One of the effective ways which I preach to ALL my clients is to keep a food journal, tasking but very efficient. By journaling, you identify your eating habits and lifestyle, this makes for an easy consultation with a Nutritionist or Dietitian and you are accountable for the food you put into your body, and are more aware of where those extra calories are coming from .
Here is a list of what you can add to your journal or diary:
Sleep: Am i getting enough? How many How often do I wake up at night?
Bowel movement: Often paid little attention. with this you identify how slow or fast your metabolism is.
Fruits and Vegetable: Do I consume enough? Are they organic? Like i say to my clients, better to eat pesticide laden vegetables and fruits than none at all.

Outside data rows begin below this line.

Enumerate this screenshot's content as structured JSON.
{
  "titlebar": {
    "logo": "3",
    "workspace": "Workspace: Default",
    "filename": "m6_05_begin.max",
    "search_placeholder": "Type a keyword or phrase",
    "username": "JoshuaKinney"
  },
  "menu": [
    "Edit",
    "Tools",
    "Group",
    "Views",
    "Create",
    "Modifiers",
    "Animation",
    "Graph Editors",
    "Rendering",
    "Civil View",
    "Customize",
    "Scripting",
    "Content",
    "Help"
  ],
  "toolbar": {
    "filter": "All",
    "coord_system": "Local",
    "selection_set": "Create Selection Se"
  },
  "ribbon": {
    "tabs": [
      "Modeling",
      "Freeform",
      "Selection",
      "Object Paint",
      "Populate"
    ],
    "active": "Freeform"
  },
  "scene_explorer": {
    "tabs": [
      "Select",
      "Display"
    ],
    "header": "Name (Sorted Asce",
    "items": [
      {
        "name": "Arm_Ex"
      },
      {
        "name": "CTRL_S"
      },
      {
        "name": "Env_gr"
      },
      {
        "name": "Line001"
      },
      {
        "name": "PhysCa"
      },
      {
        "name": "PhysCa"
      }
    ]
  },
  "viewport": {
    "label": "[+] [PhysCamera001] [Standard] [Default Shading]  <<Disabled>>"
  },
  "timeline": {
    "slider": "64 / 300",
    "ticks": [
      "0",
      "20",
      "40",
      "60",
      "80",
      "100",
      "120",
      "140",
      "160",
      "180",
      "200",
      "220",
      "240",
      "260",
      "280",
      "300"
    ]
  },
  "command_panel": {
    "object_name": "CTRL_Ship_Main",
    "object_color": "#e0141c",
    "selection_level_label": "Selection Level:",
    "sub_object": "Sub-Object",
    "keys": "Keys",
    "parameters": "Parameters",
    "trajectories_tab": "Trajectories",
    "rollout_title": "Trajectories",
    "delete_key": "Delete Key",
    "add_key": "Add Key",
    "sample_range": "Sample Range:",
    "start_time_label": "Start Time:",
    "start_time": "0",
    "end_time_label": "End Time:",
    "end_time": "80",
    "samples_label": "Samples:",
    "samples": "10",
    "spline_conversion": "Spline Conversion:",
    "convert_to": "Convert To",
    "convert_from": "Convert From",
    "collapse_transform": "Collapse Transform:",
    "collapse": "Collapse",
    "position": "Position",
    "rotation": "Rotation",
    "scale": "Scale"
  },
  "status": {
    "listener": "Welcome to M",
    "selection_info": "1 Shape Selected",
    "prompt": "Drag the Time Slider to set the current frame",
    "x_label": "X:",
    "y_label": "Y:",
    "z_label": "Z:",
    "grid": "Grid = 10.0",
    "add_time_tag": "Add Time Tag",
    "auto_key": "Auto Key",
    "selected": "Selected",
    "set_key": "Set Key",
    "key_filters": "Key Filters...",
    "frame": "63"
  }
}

Food: Was I really Hungry? How did i feel after eating? What mood was I in when I ate? How slow did i eat?
Here is an Action Plan for you:
Think about your food while you are eating it
Read labels to get to grips with portion size
Be aware of the calories you are eating
Avoid hidden calories
Use a smaller plate (91/2-101/2 inch-24-25cm plate)
Load your plate with vegetables
Don’t have unhealthy food around you
Be realistic and aware of stress eating and emotional eating
With each individual, the habits and patterns are different. I would say “It is NEVER a one size fits all” behaviour. Make this year different, find what works for you and break bad!